Ziona's Turkish Bourekas
Shared by Ziona Cohen
Recipe Roots: Izmir, Turkey > Tel Aviv, Israel
Staring at the high rises and luxury condos of Tel Aviv today, it’s jarring to remember that in the early years of the country, when immigrants arrived to the city and the surrounding towns, some lived in huts built atop sand dunes. Ziona Cohen’s mother was one of them. Her parents, Esther and Shmuel Pitchon, who immigrated from Turkey, lived in a shack with an outhouse in Holon, a town a few miles to the south. When Ziona married her husband Shlomo, they too moved into a shack on the dunes nearby.

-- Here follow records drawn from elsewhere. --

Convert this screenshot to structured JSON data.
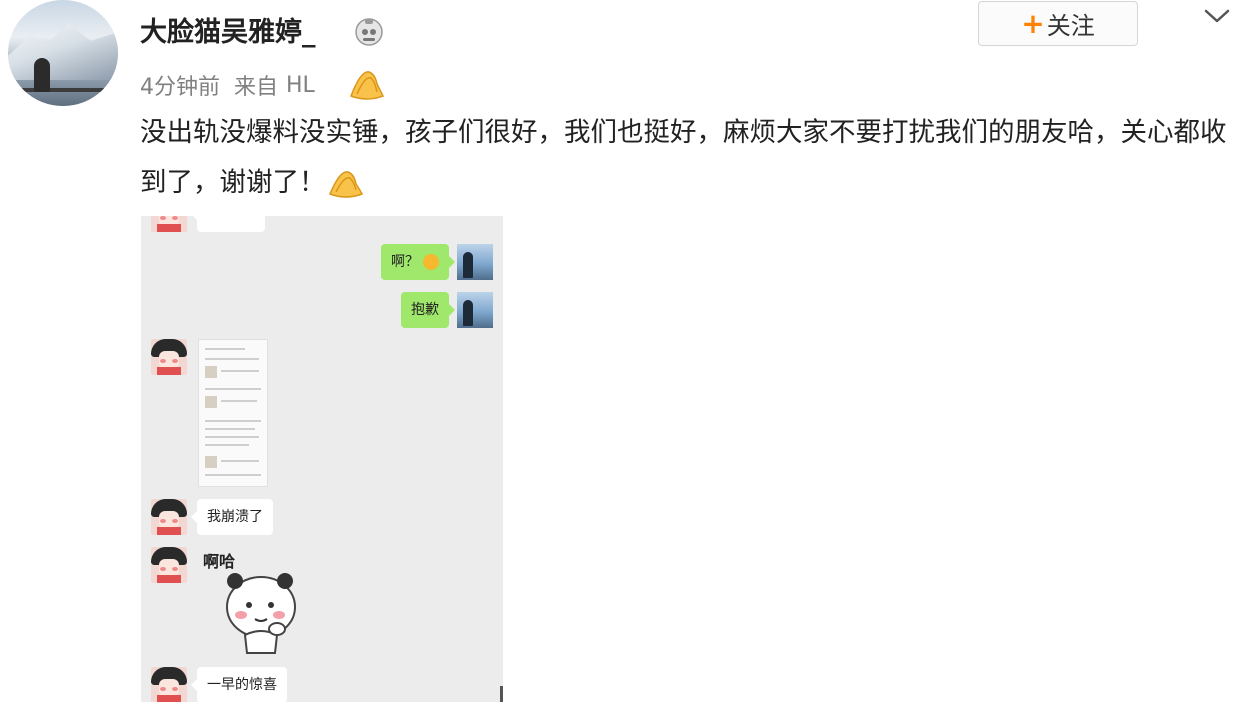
{
  "post": {
    "author": "大脸猫吴雅婷_",
    "time": "4分钟前",
    "source_prefix": "来自",
    "source": "HL",
    "follow_label": "关注",
    "follow_plus": "+",
    "text": "没出轨没爆料没实锤，孩子们很好，我们也挺好，麻烦大家不要打扰我们的朋友哈，关心都收到了，谢谢了！"
  },
  "chat": {
    "messages": [
      {
        "side": "right",
        "text": "啊？"
      },
      {
        "side": "right",
        "text": "抱歉"
      },
      {
        "side": "left",
        "type": "image"
      },
      {
        "side": "left",
        "text": "我崩溃了"
      },
      {
        "side": "left",
        "type": "sticker",
        "text": "啊哈"
      },
      {
        "side": "left",
        "text": "一早的惊喜"
      }
    ]
  },
  "colors": {
    "follow_plus": "#ff8200",
    "green_bubble": "#9fe86b",
    "chat_bg": "#ececec"
  },
  "icons": [
    "avatar",
    "vip-badge-icon",
    "clap-emoji-icon",
    "chevron-down-icon",
    "smiley-icon"
  ]
}
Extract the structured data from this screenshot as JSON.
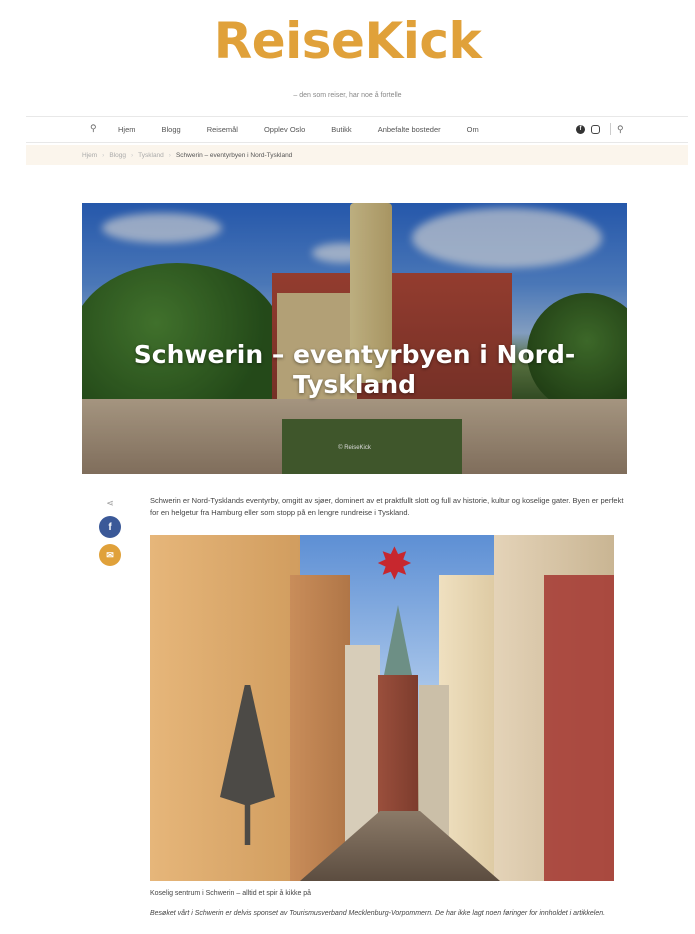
{
  "site": {
    "logo": "ReiseKick",
    "tagline": "– den som reiser, har noe å fortelle"
  },
  "nav": {
    "items": [
      "Hjem",
      "Blogg",
      "Reisemål",
      "Opplev Oslo",
      "Butikk",
      "Anbefalte bosteder",
      "Om"
    ],
    "icons": [
      "search-icon",
      "facebook-icon",
      "instagram-icon",
      "search-icon"
    ]
  },
  "breadcrumb": {
    "items": [
      "Hjem",
      "Blogg",
      "Tyskland"
    ],
    "current": "Schwerin – eventyrbyen i Nord-Tyskland"
  },
  "hero": {
    "title": "Schwerin – eventyrbyen i Nord-Tyskland",
    "credit": "© ReiseKick"
  },
  "share": {
    "icons": [
      "share-icon",
      "facebook-icon",
      "email-icon"
    ],
    "facebook_glyph": "f",
    "mail_glyph": "✉"
  },
  "article": {
    "intro": "Schwerin er Nord-Tysklands eventyrby, omgitt av sjøer, dominert av et praktfullt slott og full av historie, kultur og koselige gater. Byen er perfekt for en helgetur fra Hamburg eller som stopp på en lengre rundreise i Tyskland.",
    "caption": "Koselig sentrum i Schwerin – alltid et spir å kikke på",
    "disclaimer": "Besøket vårt i Schwerin er delvis sponset av Tourismusverband Mecklenburg-Vorpommern. De har ikke lagt noen føringer for innholdet i artikkelen."
  },
  "colors": {
    "brand": "#e0a13a",
    "facebook": "#3b5998",
    "breadcrumb_bg": "#fbf5ec"
  }
}
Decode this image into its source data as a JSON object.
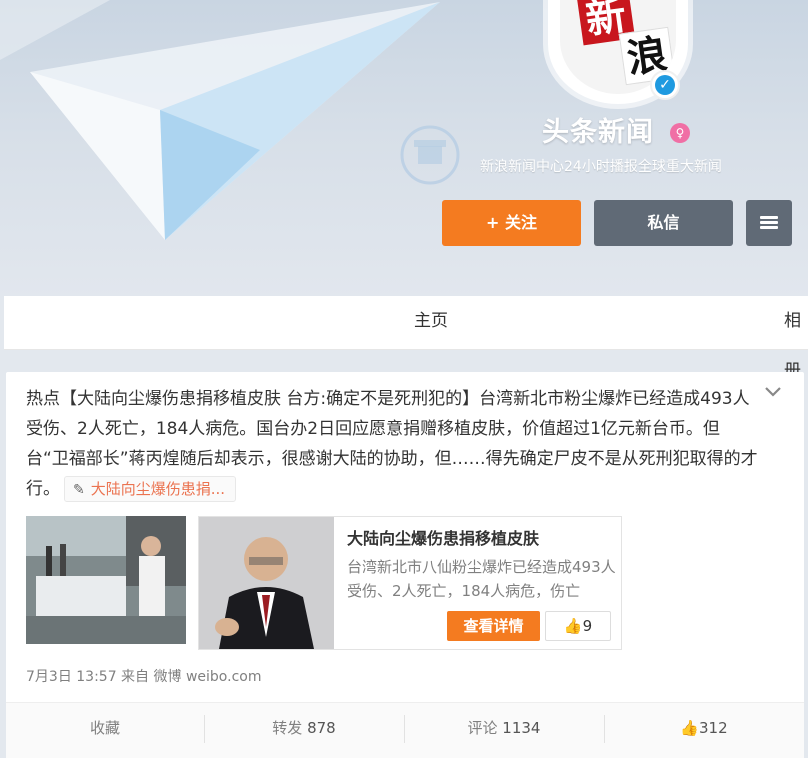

He knew the life. Shlomo’s father, who emigrated from Egypt and his Iraqi stepmother, who the family called doda, or aunt in Hebrew, lived similarly in Yad Eliyahu, a neighborhood of Tel Aviv not far from an orchard with figs, mulberry, and bitter oranges. In the winter, their street once flooded with so much water that a neighbor picked up Shlomo’s family in a small boat to get to the grocery store a kilometer away.
It wasn’t until apartment buildings started to go up in neighboring Bat Yam in the early 1950’s that Ziona and her family moved out of the dunes. Even in their new home, her mother’s cooking was simple during the week, white beans and gevetch, a hearty vegetable stew, were staples. Elaborate cooking and meat was reserved for Shabbat when the family would have chicken or bourekas with gizzard sauce. On Saturday mornings, Ziona’s mother would prepare bourekas, a flakey puff pastry stuffed with feta, rich yogurt, and potatoes, formed into triangles. Drawing on Turkish cooking traditions, she served them with hard boiled eggs, adding fresh cut cucumbers and a semi-soft cheese like feta to the plate and finishing the meals with sweet rice pudding.
Ziona has kept her mother’s tradition of bourekas for Shabbat meals when her children and grandchildren join her, sometimes even making them on Friday night, if that’s when the family can gather. Borrowing from Shlomo’s Egyptian heritage, she serves them with boiled eggs and potatoes, drizzled with lemon juice and olive oil and finished with salt and pepper. Tahini and a chopped salad of tomatoes and cucumbers round out the meal, adding an Israeli touch.
Turkish Bourekas with Potato and Cheese Filling
Makes: 24 bourekas
Time: 1 hour, plus cooling time
1 large (12 ounce) russet potato
1 tablespoon canola oil
1 cup quark cheese or Greek yogurt
⅓ cup (3 ounces) feta cheese
1 egg, beaten
1 teaspoon salt
¼ teaspoon black pepper
Two 17.3 ounce packages store-bought puff pastry, thawed in the refrigerator overnight
Sesame seeds, for garnish
1. Preheat the oven to 375° and line two sheet pans with parchment paper. Place the potato in a microwave safe bowl and pierce with a knife. Drizzle with the oil and cook in the microwave until soft, flipping halfway through, 7 to 9 minutes. Let the potato cool, then peel and mash. You should have 1½ cups of mashed potato.
2. To the mashed potato, add the quark (or yogurt), feta, half (1½ tablespoons) of the whisked egg, salt and pepper. Mix until evenly combined; you should have about 2½ cups of filling.
3. On a cutting board, spread 1 of the 4 sheets of puff pastry (each should be a 9-inch square) and cut into 6 even rectangles.
4. Take each piece and stretch it carefully in your hands into a 3-inch square. Place 1 tablespoon of potato-cheese filling in the middle of the square, and close the dough from one diagonal corner to the opposite, creating a triangle. Close the open ends lightly to allow proper rising.
5. Place the triangle on the prepared sheet pan and continue with the rest of the dough and filling until you have 24 bourekas. The bourekas can be placed right next to each other, as they won’t spread out to the sides. Each pan should hold 12 bourekas.
6. Using a pastry brush or your fingers, brush the remaining beaten egg over the bourekas then sprinkle the tops evenly with sesame seeds.
7. Place the pans in the oven and bake, rotating halfway through, until golden brown, 30 minutes. Serve immediately or at room temperature.